I use Eigen3.4 and mkl to solve the sparse linear system.
Previously I was able to get a correct solution using Eigen::SimplicialLDLT to solve II\EE, but it took long time. II is a sparse matrix which calculated by J^T * J and EE is a dense vector.J is a jacobian matrix which dimension is 175215 * 175215 and EE is a vector which dimension is 175215 * 1. And J is invertible, the visualization of HH is shown in II .
For my case, Eigen::SimplicialLDLT uses 14s while MATLAB took only 2.5s. Therefore, I try to use Eigen::Pardiso to solve this system. Using this method is really fast, but yields an incorrect solution which is very close to zero. This method seems to have very many parameters that can be set, does it help me to get a correct solution? Or is there another more efficient way to solve this problem?
I have used almost all the methods provided by Eigen, including its own solver and some external solvers such as SuiteSparse but the results are not good, either very slow or incorrect.

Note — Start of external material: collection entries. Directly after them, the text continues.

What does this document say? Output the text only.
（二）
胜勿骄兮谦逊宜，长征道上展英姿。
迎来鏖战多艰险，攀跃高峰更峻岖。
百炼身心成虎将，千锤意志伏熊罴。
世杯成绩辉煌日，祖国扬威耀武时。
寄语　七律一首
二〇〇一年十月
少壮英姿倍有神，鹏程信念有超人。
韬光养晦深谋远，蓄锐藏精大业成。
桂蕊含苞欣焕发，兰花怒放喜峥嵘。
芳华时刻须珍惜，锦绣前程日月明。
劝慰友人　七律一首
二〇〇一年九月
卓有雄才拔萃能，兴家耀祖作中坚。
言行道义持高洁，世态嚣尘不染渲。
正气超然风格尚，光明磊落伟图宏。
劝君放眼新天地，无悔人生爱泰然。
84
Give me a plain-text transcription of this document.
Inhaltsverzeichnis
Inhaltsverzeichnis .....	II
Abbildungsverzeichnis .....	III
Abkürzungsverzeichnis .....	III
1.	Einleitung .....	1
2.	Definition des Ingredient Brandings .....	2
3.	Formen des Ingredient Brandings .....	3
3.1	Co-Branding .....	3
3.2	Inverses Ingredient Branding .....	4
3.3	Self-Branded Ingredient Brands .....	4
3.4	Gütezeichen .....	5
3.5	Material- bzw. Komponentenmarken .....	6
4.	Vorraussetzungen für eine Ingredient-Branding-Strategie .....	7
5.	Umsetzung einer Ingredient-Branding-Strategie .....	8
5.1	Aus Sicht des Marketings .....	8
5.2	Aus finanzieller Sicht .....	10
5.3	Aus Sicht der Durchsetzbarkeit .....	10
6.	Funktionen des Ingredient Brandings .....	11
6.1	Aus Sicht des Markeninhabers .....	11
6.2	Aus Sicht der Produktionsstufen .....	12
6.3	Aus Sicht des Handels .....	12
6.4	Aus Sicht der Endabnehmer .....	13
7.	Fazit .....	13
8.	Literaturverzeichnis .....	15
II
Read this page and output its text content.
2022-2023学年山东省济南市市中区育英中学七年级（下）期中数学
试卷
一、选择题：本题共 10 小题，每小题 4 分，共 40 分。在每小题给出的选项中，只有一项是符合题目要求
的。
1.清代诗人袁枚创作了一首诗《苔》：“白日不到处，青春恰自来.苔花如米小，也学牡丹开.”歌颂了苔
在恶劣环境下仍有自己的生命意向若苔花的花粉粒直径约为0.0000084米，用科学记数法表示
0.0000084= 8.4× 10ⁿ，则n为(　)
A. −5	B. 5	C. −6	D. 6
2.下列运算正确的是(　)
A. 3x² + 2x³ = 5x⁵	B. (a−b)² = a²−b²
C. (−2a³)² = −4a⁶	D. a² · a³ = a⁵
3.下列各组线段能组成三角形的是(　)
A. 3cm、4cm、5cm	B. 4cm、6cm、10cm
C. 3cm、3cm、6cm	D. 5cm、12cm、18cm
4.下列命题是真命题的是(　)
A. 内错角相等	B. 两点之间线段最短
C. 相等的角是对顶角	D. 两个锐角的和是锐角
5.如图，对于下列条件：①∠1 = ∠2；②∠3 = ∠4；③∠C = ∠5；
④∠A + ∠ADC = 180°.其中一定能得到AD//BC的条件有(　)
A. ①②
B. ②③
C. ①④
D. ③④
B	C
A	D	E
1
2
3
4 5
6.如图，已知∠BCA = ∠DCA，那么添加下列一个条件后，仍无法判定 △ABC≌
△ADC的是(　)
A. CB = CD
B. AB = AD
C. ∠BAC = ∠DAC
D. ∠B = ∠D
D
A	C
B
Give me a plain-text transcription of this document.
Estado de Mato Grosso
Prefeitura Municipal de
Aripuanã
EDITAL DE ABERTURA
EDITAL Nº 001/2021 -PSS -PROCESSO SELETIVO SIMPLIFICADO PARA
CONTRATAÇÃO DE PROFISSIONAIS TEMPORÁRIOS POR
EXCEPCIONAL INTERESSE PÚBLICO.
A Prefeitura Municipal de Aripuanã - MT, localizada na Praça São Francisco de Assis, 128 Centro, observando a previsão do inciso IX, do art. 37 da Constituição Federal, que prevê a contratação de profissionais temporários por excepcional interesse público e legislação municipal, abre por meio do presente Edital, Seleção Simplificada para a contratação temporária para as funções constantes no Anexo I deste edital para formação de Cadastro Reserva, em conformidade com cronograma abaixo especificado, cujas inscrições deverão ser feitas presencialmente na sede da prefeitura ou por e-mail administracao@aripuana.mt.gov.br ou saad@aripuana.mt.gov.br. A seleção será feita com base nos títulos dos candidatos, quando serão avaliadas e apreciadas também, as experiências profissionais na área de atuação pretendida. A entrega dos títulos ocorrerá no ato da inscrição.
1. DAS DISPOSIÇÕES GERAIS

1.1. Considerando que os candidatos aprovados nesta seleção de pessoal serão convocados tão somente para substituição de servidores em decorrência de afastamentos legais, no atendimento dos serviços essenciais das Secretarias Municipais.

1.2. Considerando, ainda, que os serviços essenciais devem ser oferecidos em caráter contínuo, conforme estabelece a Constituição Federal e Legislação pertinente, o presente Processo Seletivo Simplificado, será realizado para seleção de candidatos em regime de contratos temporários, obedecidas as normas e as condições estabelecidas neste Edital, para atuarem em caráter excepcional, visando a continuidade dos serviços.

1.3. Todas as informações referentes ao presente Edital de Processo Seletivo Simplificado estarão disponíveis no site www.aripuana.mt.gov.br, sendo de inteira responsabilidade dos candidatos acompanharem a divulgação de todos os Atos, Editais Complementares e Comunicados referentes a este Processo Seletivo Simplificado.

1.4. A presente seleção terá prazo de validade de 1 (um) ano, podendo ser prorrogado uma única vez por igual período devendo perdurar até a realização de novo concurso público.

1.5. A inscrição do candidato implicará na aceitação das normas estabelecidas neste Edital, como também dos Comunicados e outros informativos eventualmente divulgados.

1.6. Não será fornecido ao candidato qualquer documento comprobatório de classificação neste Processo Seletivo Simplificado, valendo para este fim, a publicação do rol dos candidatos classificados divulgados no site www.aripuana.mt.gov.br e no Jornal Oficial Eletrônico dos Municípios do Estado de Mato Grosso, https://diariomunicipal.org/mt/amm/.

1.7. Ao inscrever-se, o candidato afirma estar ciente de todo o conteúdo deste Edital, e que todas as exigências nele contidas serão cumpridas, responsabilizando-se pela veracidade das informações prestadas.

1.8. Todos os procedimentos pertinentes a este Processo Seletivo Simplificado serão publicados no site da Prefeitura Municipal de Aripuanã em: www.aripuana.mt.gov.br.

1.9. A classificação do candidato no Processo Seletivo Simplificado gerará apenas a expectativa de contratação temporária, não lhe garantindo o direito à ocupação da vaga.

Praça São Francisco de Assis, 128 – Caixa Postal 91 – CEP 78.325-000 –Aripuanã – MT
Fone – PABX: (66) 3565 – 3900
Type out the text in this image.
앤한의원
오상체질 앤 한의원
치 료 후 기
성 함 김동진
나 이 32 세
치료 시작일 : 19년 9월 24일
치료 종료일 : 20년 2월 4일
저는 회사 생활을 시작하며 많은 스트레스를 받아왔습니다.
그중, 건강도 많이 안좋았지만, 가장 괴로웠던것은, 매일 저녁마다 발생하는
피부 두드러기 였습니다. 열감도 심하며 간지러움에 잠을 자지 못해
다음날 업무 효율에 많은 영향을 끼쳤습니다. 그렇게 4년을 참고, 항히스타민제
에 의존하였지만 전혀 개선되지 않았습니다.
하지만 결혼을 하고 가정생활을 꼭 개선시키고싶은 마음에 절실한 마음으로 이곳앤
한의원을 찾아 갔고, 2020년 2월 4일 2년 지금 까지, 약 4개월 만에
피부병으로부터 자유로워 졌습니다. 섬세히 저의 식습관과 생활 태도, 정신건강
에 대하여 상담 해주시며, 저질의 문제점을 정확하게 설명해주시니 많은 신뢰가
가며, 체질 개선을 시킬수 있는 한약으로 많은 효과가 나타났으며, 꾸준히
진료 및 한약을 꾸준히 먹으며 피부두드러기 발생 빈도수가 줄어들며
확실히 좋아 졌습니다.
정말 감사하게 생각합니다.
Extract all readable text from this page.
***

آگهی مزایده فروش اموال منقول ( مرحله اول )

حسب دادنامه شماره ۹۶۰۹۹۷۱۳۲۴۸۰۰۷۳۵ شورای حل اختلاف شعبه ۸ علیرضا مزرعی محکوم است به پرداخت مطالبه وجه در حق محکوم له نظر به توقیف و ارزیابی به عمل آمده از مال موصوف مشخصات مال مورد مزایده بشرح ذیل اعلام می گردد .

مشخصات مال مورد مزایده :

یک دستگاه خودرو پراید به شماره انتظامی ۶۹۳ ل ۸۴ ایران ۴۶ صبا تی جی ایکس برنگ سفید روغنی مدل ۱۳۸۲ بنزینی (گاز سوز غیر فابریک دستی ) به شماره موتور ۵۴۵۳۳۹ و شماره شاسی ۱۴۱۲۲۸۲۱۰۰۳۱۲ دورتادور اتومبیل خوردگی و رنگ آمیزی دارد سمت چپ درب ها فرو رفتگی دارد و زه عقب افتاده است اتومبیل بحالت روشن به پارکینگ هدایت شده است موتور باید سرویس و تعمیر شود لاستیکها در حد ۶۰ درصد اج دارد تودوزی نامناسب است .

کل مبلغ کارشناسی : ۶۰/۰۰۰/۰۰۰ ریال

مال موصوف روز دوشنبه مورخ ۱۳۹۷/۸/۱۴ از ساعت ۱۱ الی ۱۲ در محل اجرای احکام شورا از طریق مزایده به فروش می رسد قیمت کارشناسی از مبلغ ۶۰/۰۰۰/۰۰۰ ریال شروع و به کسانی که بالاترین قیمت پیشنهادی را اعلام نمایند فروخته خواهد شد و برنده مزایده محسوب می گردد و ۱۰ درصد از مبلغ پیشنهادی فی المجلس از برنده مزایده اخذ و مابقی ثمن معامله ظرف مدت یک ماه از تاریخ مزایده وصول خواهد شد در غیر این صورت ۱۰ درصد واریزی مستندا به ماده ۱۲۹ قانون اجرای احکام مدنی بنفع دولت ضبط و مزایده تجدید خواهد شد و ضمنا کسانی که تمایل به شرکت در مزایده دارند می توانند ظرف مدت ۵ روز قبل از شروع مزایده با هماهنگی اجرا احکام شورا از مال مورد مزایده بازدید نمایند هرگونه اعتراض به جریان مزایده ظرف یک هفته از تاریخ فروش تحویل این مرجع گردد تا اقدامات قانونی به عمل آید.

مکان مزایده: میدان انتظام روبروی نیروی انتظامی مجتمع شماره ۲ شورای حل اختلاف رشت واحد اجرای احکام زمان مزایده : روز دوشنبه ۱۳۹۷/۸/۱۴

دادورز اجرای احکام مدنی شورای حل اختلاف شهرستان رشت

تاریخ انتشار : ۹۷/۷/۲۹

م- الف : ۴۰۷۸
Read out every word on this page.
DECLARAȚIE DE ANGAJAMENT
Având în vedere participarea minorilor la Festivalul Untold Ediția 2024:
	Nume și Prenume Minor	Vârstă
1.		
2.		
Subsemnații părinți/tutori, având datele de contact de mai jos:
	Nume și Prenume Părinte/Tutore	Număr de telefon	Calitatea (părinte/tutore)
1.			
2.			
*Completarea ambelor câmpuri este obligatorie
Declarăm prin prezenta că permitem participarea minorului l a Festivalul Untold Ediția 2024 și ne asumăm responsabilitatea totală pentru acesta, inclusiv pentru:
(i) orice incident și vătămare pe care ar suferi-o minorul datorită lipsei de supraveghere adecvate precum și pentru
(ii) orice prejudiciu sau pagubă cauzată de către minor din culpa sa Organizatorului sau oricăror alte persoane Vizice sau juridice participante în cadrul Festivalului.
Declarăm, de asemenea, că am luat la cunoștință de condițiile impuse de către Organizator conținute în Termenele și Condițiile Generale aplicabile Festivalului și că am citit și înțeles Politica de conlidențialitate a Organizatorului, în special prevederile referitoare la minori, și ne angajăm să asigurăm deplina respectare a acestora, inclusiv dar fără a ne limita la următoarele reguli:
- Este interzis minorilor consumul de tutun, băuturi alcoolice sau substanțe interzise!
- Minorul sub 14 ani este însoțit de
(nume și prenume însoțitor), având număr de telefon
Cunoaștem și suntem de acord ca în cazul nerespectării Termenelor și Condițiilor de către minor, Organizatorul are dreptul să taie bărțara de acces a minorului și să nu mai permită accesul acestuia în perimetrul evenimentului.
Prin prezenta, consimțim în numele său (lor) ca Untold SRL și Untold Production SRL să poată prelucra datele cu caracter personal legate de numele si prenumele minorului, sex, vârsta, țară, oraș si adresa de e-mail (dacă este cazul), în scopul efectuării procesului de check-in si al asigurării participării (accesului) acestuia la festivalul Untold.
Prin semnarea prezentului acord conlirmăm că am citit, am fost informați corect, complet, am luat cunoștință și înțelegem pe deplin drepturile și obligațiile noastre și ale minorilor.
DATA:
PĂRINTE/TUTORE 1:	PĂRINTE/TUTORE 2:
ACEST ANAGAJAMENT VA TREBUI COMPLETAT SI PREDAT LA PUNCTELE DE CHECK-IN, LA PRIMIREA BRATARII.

I want to get a correct solution and the time consumption is similar to MATLAB.
Below is my code:
Eigen::SparseMatrix<double> U = JPSlice.transpose() * JPSlice ;
Eigen::SparseMatrix<double> V = JDRow.transpose() * JDRow + WeightHH;
Eigen::SparseMatrix<double> W = JPSlice.transpose() * JDRow;
Eigen::VectorXd VecErrorS = Eigen::VectorXd::Map(ErrorS.data(), ErrorS.size());
Eigen::VectorXd EP = -JPSlice.transpose() * VecErrorS;
Eigen::VectorXd ED = -JDRow.transpose() * VecErrorS;
Eigen::ArrayXi RowIdSelectVar = IdSelectVar.col(0);
Eigen::ArrayXi ColIdSelectVar = IdSelectVar.col(1);
// Sort the order to variables order
Eigen::ArrayXi ArraySortSelectId = RowIdSelectVar * ValParam.Sizej + ColIdSelectVar;
std::sort(ArraySortSelectId.data(), ArraySortSelectId.data() + ArraySortSelectId.size());
Eigen::ArrayXd SortSelectMap = SelectMap.transpose().reshaped(ValParam.Sizei*ValParam.Sizej,1);
Eigen::VectorXd XH0 = SortSelectMap(ArraySortSelectId);
Eigen::VectorXd EH = -WeightHH * XH0;
Eigen::VectorXd EDEH = ED + EH;
Eigen::SparseMatrix<double> UW = igl::cat(2, U, W);
Eigen::SparseMatrix<double> WT = W.transpose();
Eigen::SparseMatrix<double> WV = igl::cat(2, WT, V);
Eigen::SparseMatrix<double> II = igl::cat(1, UW, WV);
Eigen::VectorXd EE = igl::cat(1,EP,EDEH);
II.makeCompressed();
Eigen::initParallel();
Eigen::ConjugateGradient<Eigen::SparseMatrix<double>> solver;// or other method
solver.compute(II);
Eigen::VectorXd Delta = solver.solve(EE);
How large is your matrix? If it is large, you may be better off using an iterative solver. Direct solvers have high complexity and are best suited to when you expect to solve many linear systems with the same matrix and different RHS vectors (time-dependent linear PDEs, for instance).
If J is square, then J^TJ is definite positive if J is invertible (in turn, if J is not invertible, A is not invertible). The Conjugate Gradient method is tailored to that case and should be very fast. If J is rectangular MxN with M < N (undetermined system), the columns are not free thus the kernel of J is not reduced to {0}. Thus J^TJ would not be definite positive. You can still try CG, though, but verify the results. If J is rectangular with M > N, you may be trying to minimize a norm ||Jx-b||, with EE = J^Tb, and Eigen offers Eigen::LeastSquaresConjugateGradient to solve that without constructing J^TJ.
You can try pre-conditioning to speed up iterative schemes (and improve stability). Most likely Eigen offers that out of the box. Otherwise, an extremely simple scheme is to precondition by the absolute value of the diagonal.
You can try GMRES too which is generally quite robust. In particular if you have doubts about definite positiveness.
As a final note, you may have better luck over at scicomp.